Approach: Sarvam Translate employs a dual-stream architecture where one stream processes the textual content while the other analyzes and preserves formatting elements (HTML tags, Markdown syntax, code blocks etc.). These streams are merged post-translation, ensuring that the structural and stylistic elements of the original text are maintained in the output.
Government Communication
Translating government notices and bills into multiple Indian languages, enhancing access to crucial information.
Challenge: Translate into formal language and maintain accuracy and consistency in communication across all languages. While good formal translation models might exist for languages like Hindi, the performance of these models rapidly degrades as you move to languages like Odia.
Approach: We have ensured that we train on data for resource constrained languages like Odia. This helps ensure that the performance of our models is consistently good across all languages and we can bridge the gaps for various people.
Medical Communication
Translating medical instructions, prescriptions, and healthcare information for patients who are more comfortable in their native language is critical for public health.
Challenge: Translating medical content involves handling domain-specific terms and proper nouns, such as medicine names, which require code-mixing for formal translation. It is crucial to retain commonly used technical terms and proper nouns like medicine names, as well as ensure consistency in dosages and units.
Sarvam's Approach: In the critical field of healthcare, Sarvam Translate's ability to retain technical terms, proper nouns, and ensure consistency in dosages and units is not just a feature – it's a lifesaving necessity. It transforms complex medical instructions into clear, accurate translations that patients can easily understand in their native language.
3. Content localization for promotional and ads messaging
Brands operating in India often face the friction of not being able to reach beyond the non-English speaker/reader and truly connect with their consumer base as effectively and consistently as they do in English. Translating promotional content while maintaining brand voice and local relevance becomes critical.
Challenge: The promotional messages often have a colloquial and casual tone with many emojis and specific spacing. They also include URLs, discount codes, and numbers. It is crucial for brands to retain this formatting and tone to preserve their unique voice as well as call to action.
Approach: Sarvam Translate retains the formatting, spacing, special entities like URLs and codes, and emojis to ensure the translated content maintains the original style and effectiveness.
News
Translating global news articles into Indian languages while preserving the expression, urgency, and facts intact across languages is key. With the growing young reader base, it also becomes imperative to match the language of news to the evolving linguistic needs of this user base.

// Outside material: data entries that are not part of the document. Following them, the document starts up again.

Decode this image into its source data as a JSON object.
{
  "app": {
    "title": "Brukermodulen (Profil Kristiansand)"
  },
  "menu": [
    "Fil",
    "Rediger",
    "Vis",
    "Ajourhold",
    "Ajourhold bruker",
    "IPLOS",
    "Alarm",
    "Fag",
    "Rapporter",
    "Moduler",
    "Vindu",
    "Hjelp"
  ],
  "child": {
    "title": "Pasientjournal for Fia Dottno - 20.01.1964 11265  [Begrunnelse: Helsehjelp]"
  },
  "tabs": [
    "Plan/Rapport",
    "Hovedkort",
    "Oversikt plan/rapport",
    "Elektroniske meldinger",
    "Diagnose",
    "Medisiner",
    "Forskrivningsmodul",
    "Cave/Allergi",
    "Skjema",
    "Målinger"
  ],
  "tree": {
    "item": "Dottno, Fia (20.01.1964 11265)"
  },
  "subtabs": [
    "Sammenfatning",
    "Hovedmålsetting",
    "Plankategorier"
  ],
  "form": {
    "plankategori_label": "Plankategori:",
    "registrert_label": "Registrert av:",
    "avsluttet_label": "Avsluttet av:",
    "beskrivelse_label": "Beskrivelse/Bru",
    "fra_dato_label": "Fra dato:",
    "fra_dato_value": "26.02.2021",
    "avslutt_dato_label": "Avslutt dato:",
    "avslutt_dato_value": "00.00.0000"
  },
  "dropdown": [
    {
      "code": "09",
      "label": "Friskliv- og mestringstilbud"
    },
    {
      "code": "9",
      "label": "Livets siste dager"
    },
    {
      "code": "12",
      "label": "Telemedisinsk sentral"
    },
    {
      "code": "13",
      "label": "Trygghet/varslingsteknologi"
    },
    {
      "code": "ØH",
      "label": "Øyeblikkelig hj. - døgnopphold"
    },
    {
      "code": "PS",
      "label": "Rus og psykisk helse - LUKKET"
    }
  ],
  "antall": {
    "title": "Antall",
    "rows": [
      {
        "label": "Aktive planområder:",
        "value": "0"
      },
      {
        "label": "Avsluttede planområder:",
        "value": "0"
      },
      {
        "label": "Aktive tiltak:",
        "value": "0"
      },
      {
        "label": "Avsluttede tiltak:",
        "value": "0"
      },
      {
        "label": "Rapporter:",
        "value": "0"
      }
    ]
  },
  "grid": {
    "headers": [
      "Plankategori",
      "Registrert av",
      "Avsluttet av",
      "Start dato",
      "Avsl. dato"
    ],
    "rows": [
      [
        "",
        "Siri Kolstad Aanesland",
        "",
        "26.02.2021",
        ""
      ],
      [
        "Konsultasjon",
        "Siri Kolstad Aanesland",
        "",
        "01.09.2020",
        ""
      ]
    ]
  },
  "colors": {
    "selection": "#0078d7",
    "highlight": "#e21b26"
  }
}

Challenge: Ensuring formal translations while incorporating code-mixing and retaining proper nouns is complex. Formal translations must also be closer to real-life formal communication and not use archaic words that are no longer understood.
Sarvam's Approach: Sarvam translate seamlessly integrates code-mixed patterns and proper noun preservation to match up news delivery with the evolving communication and comprehension patterns of the country.
The Path Forward
Sarvam Translate represents a significant step towards making India an equal participant in the global knowledge economy. By breaking down language barriers, we're not just translating content – we're opening doors to opportunities, education, and global connectivity for millions of Indians.
As we continue to refine and expand Sarvam Translate, we invite developers, businesses, and content creators to join us in this mission. Together, we can ensure that language is no longer a barrier to learning, growth, and success in the digital age.
Welcome to a future where every Indian, regardless of their linguistic background, can access, understand, and contribute to the world's knowledge.